Why then should we, unlike the NCBA, make any accommodation with the purveyors of fake beef? They look to profit by discouraging the raising of real beef and spreading the false notion that cattle harm the environment. Their advertisements deliberately look to harm ranchers and cattle feeders and the New York Times is doing a disservice to their readers by perpetuating this false propaganda.

For instance, this quote by David Kaplan, an expert on cellular agriculture at Tufts University is totally misleading: “There is no way we can sustain healthy food the way we’re doing today with livestock production, because we just don’t have the land and the resources … We need alternative options.”

Dr. Kaplan appears to have professional and financial incentives to promote fake beef while denigrating natural beef. Just because he is a distinguished academician does not make fake beef a necessary “alternative option.”  The authors of this article are trying to put lipstick on this pig by trotting out an academic who’s opinion is far from unbiased.

Grass lands cover at least 25% of the world. Grazing animals co-evolved, with the grass itself and are, therefore, dependent upon each other in order to flourish. For the past 10,500 years, domesticated livestock, rangelands, and human beings have been co-dependent and nothing has changed that dynamic. We don’t suddenly need “an alternative” to animal husbandry because the grass lands in much of the world are producing grass and feeding livestock much as they always have.

Granted there has spread an “urban legend” that cattle are somehow uniquely destructive to the environment and atmosphere. People believe it because they know little about the science/art of range management or the biochemical basis of grass-based animal nutrition.
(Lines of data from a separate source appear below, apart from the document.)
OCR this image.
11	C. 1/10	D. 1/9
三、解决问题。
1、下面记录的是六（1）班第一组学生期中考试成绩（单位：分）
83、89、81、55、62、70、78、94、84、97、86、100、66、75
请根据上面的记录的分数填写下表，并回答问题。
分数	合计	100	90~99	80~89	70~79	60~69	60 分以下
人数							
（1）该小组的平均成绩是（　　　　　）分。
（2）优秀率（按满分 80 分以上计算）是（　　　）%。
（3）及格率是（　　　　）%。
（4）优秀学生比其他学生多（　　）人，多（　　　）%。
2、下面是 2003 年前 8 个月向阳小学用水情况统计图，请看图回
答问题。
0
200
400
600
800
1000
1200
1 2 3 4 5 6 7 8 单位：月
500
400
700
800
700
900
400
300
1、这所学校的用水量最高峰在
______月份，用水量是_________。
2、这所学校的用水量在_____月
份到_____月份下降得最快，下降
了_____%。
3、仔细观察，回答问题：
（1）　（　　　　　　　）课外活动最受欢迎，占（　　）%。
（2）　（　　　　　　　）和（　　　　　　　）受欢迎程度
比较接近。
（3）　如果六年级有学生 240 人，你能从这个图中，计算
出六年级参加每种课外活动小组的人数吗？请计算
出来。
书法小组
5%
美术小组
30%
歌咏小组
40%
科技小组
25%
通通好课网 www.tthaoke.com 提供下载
It does not help that otherwise reputable news organizations such as the New York times, are happy to spread the misinformation.  
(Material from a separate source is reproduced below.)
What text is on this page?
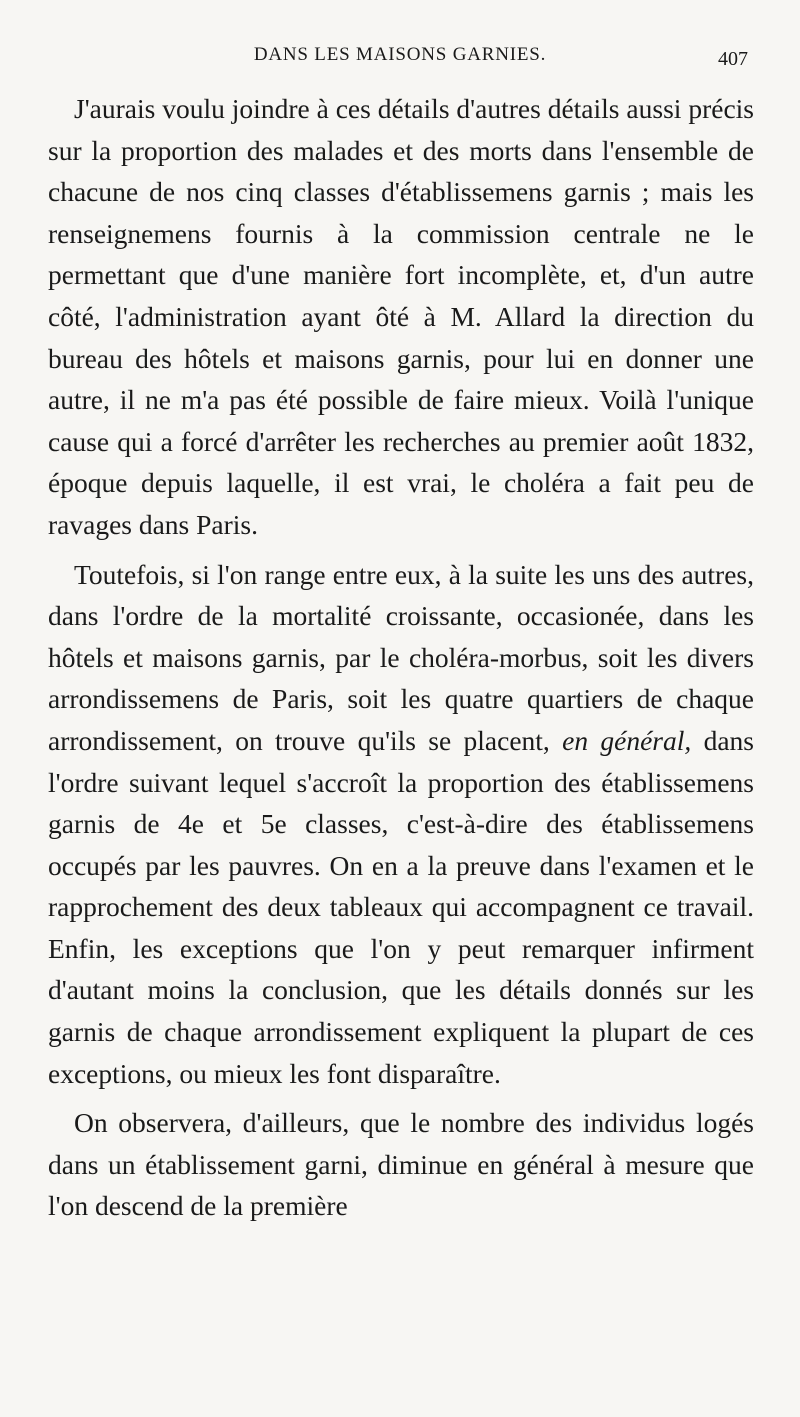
DANS LES MAISONS GARNIES.	407

J'aurais voulu joindre à ces détails d'autres détails aussi précis sur la proportion des malades et des morts dans l'ensemble de chacune de nos cinq classes d'établissemens garnis ; mais les renseignemens fournis à la commission centrale ne le permettant que d'une manière fort incomplète, et, d'un autre côté, l'administration ayant ôté à M. Allard la direction du bureau des hôtels et maisons garnis, pour lui en donner une autre, il ne m'a pas été possible de faire mieux. Voilà l'unique cause qui a forcé d'arrêter les recherches au premier août 1832, époque depuis laquelle, il est vrai, le choléra a fait peu de ravages dans Paris.

Toutefois, si l'on range entre eux, à la suite les uns des autres, dans l'ordre de la mortalité croissante, occasionée, dans les hôtels et maisons garnis, par le choléra-morbus, soit les divers arrondissemens de Paris, soit les quatre quartiers de chaque arrondissement, on trouve qu'ils se placent, en général, dans l'ordre suivant lequel s'accroît la proportion des établissemens garnis de 4e et 5e classes, c'est-à-dire des établissemens occupés par les pauvres. On en a la preuve dans l'examen et le rapprochement des deux tableaux qui accompagnent ce travail. Enfin, les exceptions que l'on y peut remarquer infirment d'autant moins la conclusion, que les détails donnés sur les garnis de chaque arrondissement expliquent la plupart de ces exceptions, ou mieux les font disparaître.

On observera, d'ailleurs, que le nombre des individus logés dans un établissement garni, diminue en général à mesure que l'on descend de la première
Methane is a byproduct of the digestion of grass by the animals, insects, and organisms that consume those grasses (and other plant-based foods, such as trees). It has always been thus, and nothing we do can alter this. If cows were for some reason eliminated from the rangelands, other animals, insects, and organisms would consume and digest that grass just the same. Methane would still be released.  But that methane would continue to recycle back to carbon dioxide, which in turn would be reused to grow more plants. This is the cycle of life, and it is a colossal waste of time to think that suppressing cattle would have any beneficial effect.

However, some people have a vested interest in spreading this lie, and some of those people are the ones who want to sell you fake beef as a healthful alternative. Many consumers want beef raised with no hormones and antibiotics. It is indeed possible to raise cattle without ever giving them a hormone implant or an antibiotic. However, it is not possible to grow cell cultured beef without artificial hormones and antibiotics.

The good news in all of this, is that the cell cultured variety of fake beef is not even close to being price competitive. As for the vegetable versions of fake beef, consumers apparently don’t like it.